THORBJORN OLESEN:  Yeah, it’s a slightly different course.  I feel like it’s a lot softer than it’s been the last couple of times.  So there’s a few shots, there’s a lot more accessible and you can sort of spin it back with some wedges and that makes it a little bit easier.  But a lot of heat here and a bit of wind, so it will firm up over the weekend so it will start to get tricky again.

Q.  When you start thinking about the Sunday part of, because it’s so different, do you think about Sunday or do you just now focus on getting through?

THORBJORN OLESEN:  Yeah, no, just take every day, every round, every shot, try to do your best and hopefully you stand down Sunday.  In golf you can never look ahead.  If you start doing that you get in trouble, so it’s obviously exciting and I really want to be there on Sunday, but I have to keep focusing on tomorrow’s round and then after that Friday’s round and hopefully have a few more good rounds.


Q.  What does it feel like for you being a past champion when it was the Perth International and then also missing the cut last time?

THORBJORN OLESEN:  I feel like, yeah, I came in last time with sort of a bad spell, wasn’t playing too well so it’s obviously difficult.  But I feel like I have a little advantage because I won here and I know the course very well and I love it here, so that makes it easier to play well when you enjoy being here.  So I feel comfortable and if I play well I know I can do really well at this event.

Q.  And what do you like, say the 90‑meter hole, how do you think you’ll go if you get that far?

THORBJORN OLESEN:  Yeah, it will be very different, very exciting.  Yeah, I haven’t actually seen it yet, but I heard about it and, yeah, looking forward to seeing it.  Hopefully I’m there and playing for top spots.  Otherwise I’ll probably see it on TV.

Q.  How much do you change up your practice to perhaps prepare for that situation, that 90‑meter?

THORBJORN OLESEN:  It doesn’t change at all.  We still go through all the routines and try to keep the game in good shape and then we’ll see.

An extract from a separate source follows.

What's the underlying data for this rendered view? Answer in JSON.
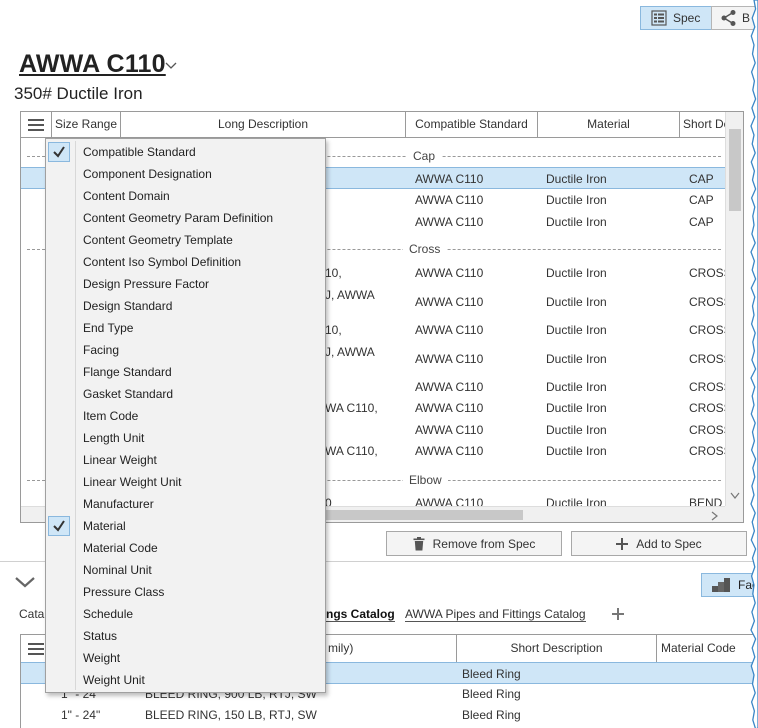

Q.  A win in Tokyo last year and over in Australia for the World Cup of Golf.  Why do you think you play over here so well in Australia?

THORBJORN OLESEN:  Well, like I said before, just because I love coming here, love coming to Melbourne and love coming to Perth here.  People are very nice I think, food is good.  You know, just great golf courses also.

Q.  And so does that put you in a good spot then this week?

THORBJORN OLESEN:  Yeah, I think it keeps me happy when you are in a place where you want to be, you like to be, then it makes it easier to enjoy playing and that makes the best of me I think.

Q.  What should be goals for this year?

THORBJORN OLESEN:  Obviously to win more tournaments, play better golf.  No, I’m trying to get better, trying to be more consistent in my game.  I had a few bad spells last year and the year before so that’s what I’m really trying and fighting for, to get a real consistent game.

Q.  And you’re one of the younger guys I guess on tour.  Do you like the concept of golf changing things up?

THORBJORN OLESEN:  Yeah, I think this Super 6, I think it’s a great idea.  I think sometimes 18 holes is maybe too much and takes too long time.  To sit in front of the TV and watch for five and a half hours is too much and probably also because there’s too many guys to play, it’s slow, and that’s something that needs to change also I think.  But, yeah, to get a shorter format I think would be great.  It’s good for the viewers and good for the spectators and everybody.

Q.  Would it make it extra special to be the first guy to lift a trophy in a tournament like this as well?

THORBJORN OLESEN:  Yeah, 100 percent.  It would be exciting.  Six holes is like a spring ‑‑ well, golf is normally a marathon, so you have to be ready when you start.  So, yeah, I’d love to win it definitely.

Q.  Is it more of a mental game do you think changing from the longer format to a six‑hole match play Knockout system?

THORBJORN OLESEN:  Yeah, I mean you have to be mentally ready, that’s for sure, and I think you have to be aggressive in match play.  And obviously you have to play your opponent but also concentrate about your own game.  It’s all about making putts, I think that’s the key thing in match play and that’s what you have to do.